TDY, Temporary Duty マダガスカル編 4

2013年12月23日 | 旅行
 その国に長く滞在する場合は在外日本大使館に届ける義務がある。その殆どは駐在員や長期に滞在する報道関係者の場合で、私のような旅行者として仕事をしているような場合はその範疇に入ることはない。而し、いつどのような事態で長期滞在になるかもしれぬし、年に何回も通っているのであれば、一応大使館に挨拶しておこうと考えた。国会議員が訪ねたようなレセプションはなかったが、一応は歓迎された。それは私が持って行った何冊もの最新の日本の週刊誌と月刊誌のせいだったに違いない。
 何度目かに訪ねた時、マダガスカルにおけるパリサンダーの分布、日本への輸出量を調べて頂けないかとお願いした。一応は承知してくれたが、その後は全く連絡がなかった。調べられなかったのか、私の方で伺うべきだったのかは不明である。大使館は国会議員と大企業のために存在するとの風評がある。大使館や領事館の主な仕事は大した用もないのに日本からやってくる国会議員の送迎と観光案内だと嘆いていた大使館員がいた。
 大使館に勤務している日本人の医師は大使館員のための医師であり、日本からの旅行者が病気になっても診察や治療の医療行為は出来ない。いじわるでしているのではなく、大使館の医師は現地の医師免許を持っていないからである。取引先の社員の一人が病気で長く休んでいると聞いた。私はその社員を連れてマダガスカル大使館の医師を訪ねた。私の会社の社員だと嘘をついて診察をお願いした。その医師は非常に心が優しい。私の嘘を承知で「治療は出来ません。而し、診察はしましょう」と云ってくれた。診察のあと、私が常に所持していた病原微生物の増殖を抑える抗生物質の薬を飲ますように指示された。一、二週間もすれば直るでしょうと医師に云われたが、その社員は一週間もしないうちに元気に出社してきた。お礼を兼ねて報告に伺うと医師は飽きれていた。その患者は今までに一度も抗生物質を使っていなかったので効き目が素晴らしかったのだ。怪我をしたマダガスカル人に、抗生物質の軟膏を塗り、その上に絆創膏を張ると、翌朝にはほぼ直っていた。日本の薬は魔法のようだ云われた。お蔭で、行くたびに薬品を持っていく羽目になった。

 アンタナナリブの業者からパリサンダーを買うことにして、その置き場を見に行った。フリッチが30立米ほどあったが、これでは足りない。その業者(現在も日本との取引をしているので、実名を伏せることをお許し頂きたい。仮にC社と呼ぶ)が懇意にしているトマシナの仲間がパリサンダーのフリッチを持っているので、それを見に行かないかと申し出てきた。アンタナナリブからは北東に300キロほどの所にある(直線では200キロほど)。マダガスカルにある唯一の国際港のトマシナ(旧名はタマタベ)までは比較的道がいいのでドライブも快適である。而し、高速道路を走るわけではないので結構な時間がかかる。それで朝の6時にホテルを出発することになった。

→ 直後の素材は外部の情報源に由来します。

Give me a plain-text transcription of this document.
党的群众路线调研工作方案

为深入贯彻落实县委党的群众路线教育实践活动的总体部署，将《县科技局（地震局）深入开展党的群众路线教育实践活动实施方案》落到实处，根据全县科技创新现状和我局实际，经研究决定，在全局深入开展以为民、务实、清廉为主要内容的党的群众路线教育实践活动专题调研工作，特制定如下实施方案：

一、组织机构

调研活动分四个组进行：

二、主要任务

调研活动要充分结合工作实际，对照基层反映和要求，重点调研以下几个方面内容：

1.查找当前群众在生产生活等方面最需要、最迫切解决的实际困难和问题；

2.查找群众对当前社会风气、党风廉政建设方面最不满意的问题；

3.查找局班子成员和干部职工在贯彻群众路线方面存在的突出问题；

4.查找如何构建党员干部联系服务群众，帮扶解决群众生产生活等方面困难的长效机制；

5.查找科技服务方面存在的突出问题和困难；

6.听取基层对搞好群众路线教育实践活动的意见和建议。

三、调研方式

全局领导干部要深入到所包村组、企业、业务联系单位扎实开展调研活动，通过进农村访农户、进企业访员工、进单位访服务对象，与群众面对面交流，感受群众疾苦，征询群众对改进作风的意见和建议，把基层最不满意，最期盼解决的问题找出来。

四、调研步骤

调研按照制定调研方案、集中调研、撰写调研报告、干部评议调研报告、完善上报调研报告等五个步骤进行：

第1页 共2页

 C社はアンタナナリブの中心街からやや北に車で20分ほど行った所にある。そこはもう郊外の感じで周囲には小川が流れ、田んぼが連なり、とてものどかな場所であった。


 パリサンダーのフリッチ。直径は18センチほどあった。これなら新木場の求める品質を充分に満たしている。最高とは云えないが、初回の買い物としては悪くない。

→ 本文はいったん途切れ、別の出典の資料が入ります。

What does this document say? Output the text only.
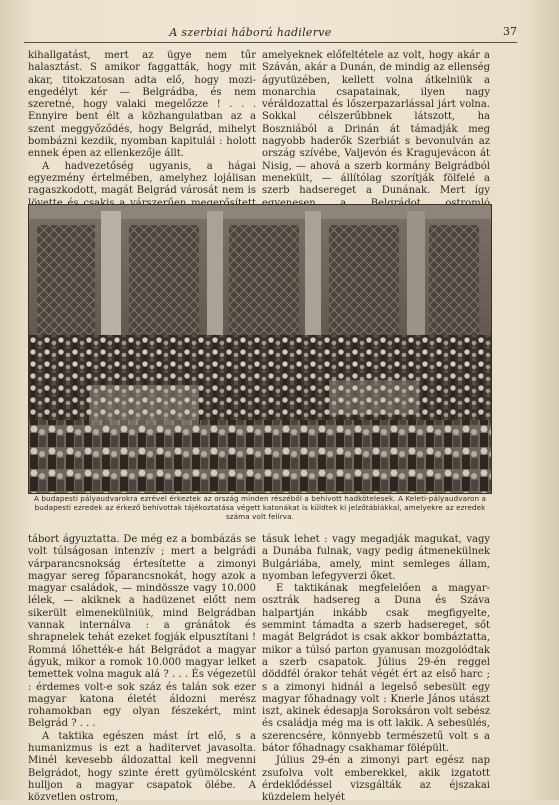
A szerbiai háború hadilerve	37

kihallgatást, mert az ügye nem tűr halasztást. S amikor faggatták, hogy mit akar, titokzatosan adta elő, hogy mozi-engedélyt kér — Belgrádba, és nem szeretné, hogy valaki megelőzze ! . . . Ennyire bent élt a közhangulatban az a szent meggyőződés, hogy Belgrád, mihelyt bombázni kezdik, nyomban kapitulál : holott ennek épen az ellenkezője állt.

A hadvezetőség ugyanis, a hágai egyezmény értelmében, amelyhez lojálisan ragaszkodott, magát Belgrád városát nem is

amelyeknek előfeltétele az volt, hogy akár a Száván, akár a Dunán, de mindig az ellenség ágyutüzében, kellett volna átkelniük a monarchia csapatainak, ilyen nagy véráldozattal és lőszerpazarlással járt volna. Sokkal célszerűbbnek látszott, ha Boszniából a Drinán át támadják meg nagyobb haderők Szerbiát s bevonulván az ország szívébe, Valjevón és Kragujevácon át Nisig, — ahová a szerb kormány Belgrádból menekült, — állítólag szorítják fölfelé a szerb hadsereget a Dunának. Mert így

A budapesti pályaudvarokra ezrével érkeztek az ország minden részéből a behívott hadkötelesek. A Keleti-pályaudvaron a budapesti ezredek az érkező behívottak tájékoztatása végett katonákat is küldtek ki jelzőtáblákkal, amelyekre az ezredek száma volt felírva.

tábort ágyuztatta. De még ez a bombázás se volt túlságosan intenzív ; mert a belgrádi várparancsnokság értesítette a zimonyi magyar sereg főparancsnokát, hogy azok a magyar családok, — mindössze vagy 10.000 lélek, — akiknek a hadüzenet előtt nem sikerült elmenekülniük, mind Belgrádban vannak internálva : a gránátok és shrapnelek tehát ezeket fogják elpusztítani ! Rommá lőhették-e hát Belgrádot a magyar ágyuk, mikor a romok 10.000 magyar lelket temettek volna maguk alá ? . . . És végezetül : érdemes volt-e sok száz és talán sok ezer magyar katona életét áldozni merész rohamokban egy olyan fészekért, mint Belgrád ? . . .

A taktika egészen mást írt elő, s a humanizmus is ezt a haditervet javasolta. Minél kevesebb áldozattal kell megvenni Belgrádot, hogy szinte érett gyümölcsként hulljon a magyar csapatok ölébe. A közvetlen ostrom,

tásuk lehet : vagy megadják magukat, vagy a Dunába fulnak, vagy pedig átmenekülnek Bulgáriába, amely, mint semleges állam, nyomban lefegyverzi őket.

E taktikának megfelelően a magyar-osztrák hadsereg a Duna és Száva halpartján inkább csak megfigyelte, semmint támadta a szerb hadsereget, sőt magát Belgrádot is csak akkor bombáztatta, mikor a túlsó parton gyanusan mozgolódtak a szerb csapatok. Július 29-én reggel döddfél órakor tehát végét ért az első harc ; s a zimonyi hidnál a legelső sebesült egy magyar főhadnagy volt : Knerle János utászt iszt, akinek édesapja Soroksáron volt sebész és családja még ma is ott lakik. A sebesülés, szerencsére, könnyebb természetű volt s a bátor főhadnagy csakhamar fölépült.

Július 29-én a zimonyi part egész nap zsufolva volt emberekkel, akik izgatott érdeklődéssel vizsgálták az éjszakai küzdelem helyét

 アンタナナリブの中心街から少し北に行った所。マダガスカルが「赤い大地」とか「赤い土の島」とか云われるのを納得して頂けると思う。


 マダガスカル人のお墓。恐らくはメリナの由緒ある家族の墓であろう。彼等にとって、墓は我々日本人の想像している以上に重要なものである。死後は確実に生まれた土地に先祖と一緒に葬られる。「別の場所に埋めてしまうぞ!」と云うのがマダガスカル人に対する最大の脅し文句だそうだ。
 マダガスカルには戸籍制度がない。出生届は出生地で行い、それによってIDカードの発行を受ける。従って身元の照会は出生地でしか確認が取れない。この事は出生地を大事にしているのでそのようにしたのではない。単なる制度の不備である。而し、結果的に彼等が如何に出生地を大切にしているかの証になってしまっている。


 墓の写真を撮っていると、近所の悪ガキどもが集まってきて、年かさの子が手真似で写真を撮れと云ってきた。


 上の墓よりさらに北に行った所。客より店番の方が多いようだ。


 これから洗濯をするらしいので後について行ってみた。


 既に洗濯を始めているオバさんたちがいた。目が合うと、手真似でこっちに来いと云っていた。日本人が珍しかったらしい。


 彼女らの物干し場に占領されていた。鉄道はアンタナナリブを起点として南のアンチラベ、北のアンバテュンドラザカ、北東にあるトマシナに通じている。而し、私は一度もマダガスカルの鉄道に乗ったことはなく、走っているところを見たこともなかった。